Измотанный, раненый, как и Номах, ахалтекинец шел, хромая и спотыкаясь.

Порыв ветра донес легкий, еле слышный запах дыма.

– Чуешь? Чуешь? – взволнованно пригнулся Нестор к уху коня.

Конь, похоже, и сам понял, в какую сторону надо идти.

– Что там? Костер, дом? Наши, казаки?.. – замельтешили в голове у Номаха вопросы.

Вскоре они остановились возле одинокого хуторка в три хаты. Окна одной из хат светились неярким теплым светом.

Номах подъехал к двери, постучал в дверь стволом револьвера.

– Кто? – раздался тревожный женский голос.

– Ты одна дома?

– А тебе что за дело?

Что-то в голосе женщины успокоило Нестора. Он снял пистолет со взвода, спрятал его в карман полушубка и осторожно слез с коня.

– Не бойся, хозяйка. Открой, раненый я.

– Так тут тебе не лазарет! Раненый он… Я не фершел. Езжай, куда ехал.

Номах стоял на одной ноге, привалившись к стене.

– Да, открой ты, бисова баба! – с усталой злобой негромко сказал он, и та, не решаясь больше перечить, открыла дверь.

Номах, едва ступая на простреленную ногу, прошел внутрь хаты, сел на укладку. – Поди коня в закуту сведи. И окна подушками закрой. А то увидит еще кто…

– Да кто увидит? Метель такая, небо с землей мешается, – ответила хозяйка, однако же накинула шаль и повела коня за хату.

Когда она вернулась, он смог рассмотреть ее. Было ей лет двадцать пять, волосы темно-русые, лицо, как луна, круглое и, как луна же, холодное и отстраненное. Главное же, что бросалось в глаза, огромный, словно она запрятала под одежду мешок зерна, живот.

– Раненый он, конь твой, – сказала она.

– Знаю…

Баба стояла, обняв руками пузо, и безучастно смотрела на непрошенного гостя.

– Бинтов-то у тебя нет, поди? – спросил Номах, провиснув плечами от боли и слабости.

– Откуда? – ответила она, не трогаясь с места.

– Порви тогда тряпок каких. Или принеси мне, сам порву и перевяжу.

Голова становилась все легче и легче. Казалось, еще немного и она просто растворится в воздухе, как дым от остывающего костра.

Номах порвал принесенные тряпки и принялся расстегивать штаны.

– Отвернись, – бросил бабе, тяжело дыша.

– Нежный какой… – Она неожиданно усмехнулась, впервые смахнув с лица отстраненное выражение, и отошла к окну.

Номах попытался снять сапоги, но, как ни старался, ничего не вышло.

– Пособи, что ли!.. – грубо окликнул хозяйку, досадуя на свою слабость.
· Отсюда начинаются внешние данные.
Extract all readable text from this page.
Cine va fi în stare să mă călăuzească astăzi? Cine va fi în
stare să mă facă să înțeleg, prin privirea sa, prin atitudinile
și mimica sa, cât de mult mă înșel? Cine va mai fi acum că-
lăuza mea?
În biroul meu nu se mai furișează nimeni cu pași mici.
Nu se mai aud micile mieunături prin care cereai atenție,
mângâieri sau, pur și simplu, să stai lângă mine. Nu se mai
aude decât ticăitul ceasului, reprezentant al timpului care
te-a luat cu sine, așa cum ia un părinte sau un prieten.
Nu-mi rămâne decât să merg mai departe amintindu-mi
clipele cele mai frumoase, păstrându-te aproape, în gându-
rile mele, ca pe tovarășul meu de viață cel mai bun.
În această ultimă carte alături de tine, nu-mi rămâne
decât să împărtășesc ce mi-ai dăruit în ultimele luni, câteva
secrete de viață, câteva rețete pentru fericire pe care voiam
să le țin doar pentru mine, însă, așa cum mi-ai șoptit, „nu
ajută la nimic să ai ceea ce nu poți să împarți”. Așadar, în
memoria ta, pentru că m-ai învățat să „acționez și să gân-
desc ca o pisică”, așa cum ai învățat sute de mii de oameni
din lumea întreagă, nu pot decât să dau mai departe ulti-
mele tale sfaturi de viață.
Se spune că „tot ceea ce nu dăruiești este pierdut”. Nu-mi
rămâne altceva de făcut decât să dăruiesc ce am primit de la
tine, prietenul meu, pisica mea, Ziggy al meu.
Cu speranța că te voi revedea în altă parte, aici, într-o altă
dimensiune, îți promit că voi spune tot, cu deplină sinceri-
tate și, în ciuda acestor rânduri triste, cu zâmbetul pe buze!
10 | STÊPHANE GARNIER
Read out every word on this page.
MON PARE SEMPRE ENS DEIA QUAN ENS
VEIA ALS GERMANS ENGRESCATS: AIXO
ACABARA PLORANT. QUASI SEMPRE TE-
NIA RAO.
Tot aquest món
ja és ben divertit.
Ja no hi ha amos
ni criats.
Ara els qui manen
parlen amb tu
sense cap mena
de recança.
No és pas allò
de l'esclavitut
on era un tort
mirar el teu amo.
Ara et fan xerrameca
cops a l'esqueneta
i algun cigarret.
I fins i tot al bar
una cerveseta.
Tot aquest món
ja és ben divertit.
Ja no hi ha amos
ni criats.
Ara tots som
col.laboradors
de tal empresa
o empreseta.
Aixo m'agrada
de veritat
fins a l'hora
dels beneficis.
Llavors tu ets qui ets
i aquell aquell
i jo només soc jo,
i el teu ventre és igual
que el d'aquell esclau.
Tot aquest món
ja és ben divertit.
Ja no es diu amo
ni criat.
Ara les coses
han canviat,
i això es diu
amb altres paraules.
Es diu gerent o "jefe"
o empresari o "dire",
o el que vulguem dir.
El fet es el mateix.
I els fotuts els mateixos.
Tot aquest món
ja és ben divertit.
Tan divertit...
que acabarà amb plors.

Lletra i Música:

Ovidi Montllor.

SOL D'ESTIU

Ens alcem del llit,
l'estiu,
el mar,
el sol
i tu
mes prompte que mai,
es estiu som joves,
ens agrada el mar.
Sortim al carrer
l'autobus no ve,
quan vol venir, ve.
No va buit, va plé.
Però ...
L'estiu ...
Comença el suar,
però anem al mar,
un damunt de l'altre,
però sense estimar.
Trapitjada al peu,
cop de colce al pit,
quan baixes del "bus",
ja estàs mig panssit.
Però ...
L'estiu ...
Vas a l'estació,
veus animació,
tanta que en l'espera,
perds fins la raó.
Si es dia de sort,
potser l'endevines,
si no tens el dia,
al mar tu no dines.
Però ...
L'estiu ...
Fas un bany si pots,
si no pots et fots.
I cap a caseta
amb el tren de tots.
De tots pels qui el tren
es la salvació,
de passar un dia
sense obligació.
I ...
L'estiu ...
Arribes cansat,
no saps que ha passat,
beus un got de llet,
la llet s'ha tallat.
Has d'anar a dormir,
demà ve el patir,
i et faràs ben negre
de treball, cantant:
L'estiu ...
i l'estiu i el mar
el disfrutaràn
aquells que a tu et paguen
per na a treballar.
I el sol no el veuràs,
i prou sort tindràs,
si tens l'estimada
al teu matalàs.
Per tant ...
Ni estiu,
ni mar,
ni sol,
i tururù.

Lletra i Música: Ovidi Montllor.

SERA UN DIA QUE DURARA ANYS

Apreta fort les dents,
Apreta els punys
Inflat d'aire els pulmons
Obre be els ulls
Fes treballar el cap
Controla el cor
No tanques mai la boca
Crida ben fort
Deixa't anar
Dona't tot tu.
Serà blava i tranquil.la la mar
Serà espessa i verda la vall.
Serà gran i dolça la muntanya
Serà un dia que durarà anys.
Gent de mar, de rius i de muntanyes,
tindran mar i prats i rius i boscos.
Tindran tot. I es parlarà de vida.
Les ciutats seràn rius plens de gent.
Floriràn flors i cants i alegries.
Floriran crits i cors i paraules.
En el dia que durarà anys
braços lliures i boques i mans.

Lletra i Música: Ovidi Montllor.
Та стащила сапоги и принялась снимать с него штаны.

– Это не надо, я сам… – попытался сопротивляться Номах.

– Угомонись уж! Чего я там у вас, кобелей, не видала?

Пока она перевязывала рану, он кивнул на ее живот и спросил осипшим голосом: – Скоро?

– Не сегодня, так завтра.

Потом глянула на него исподлобья, добавила чуть мягче:

– Недели через три, должно.

– А мужик твой где?

– Воюет мужик мой. Вы ж теперь все воины. Черти бы вас всех взяли, – добавила она со злостью и затянула повязку так, что Номах скрипнул зубами.

За кого воюет муж, Номах спрашивать не стал, сама она тоже не рассказала.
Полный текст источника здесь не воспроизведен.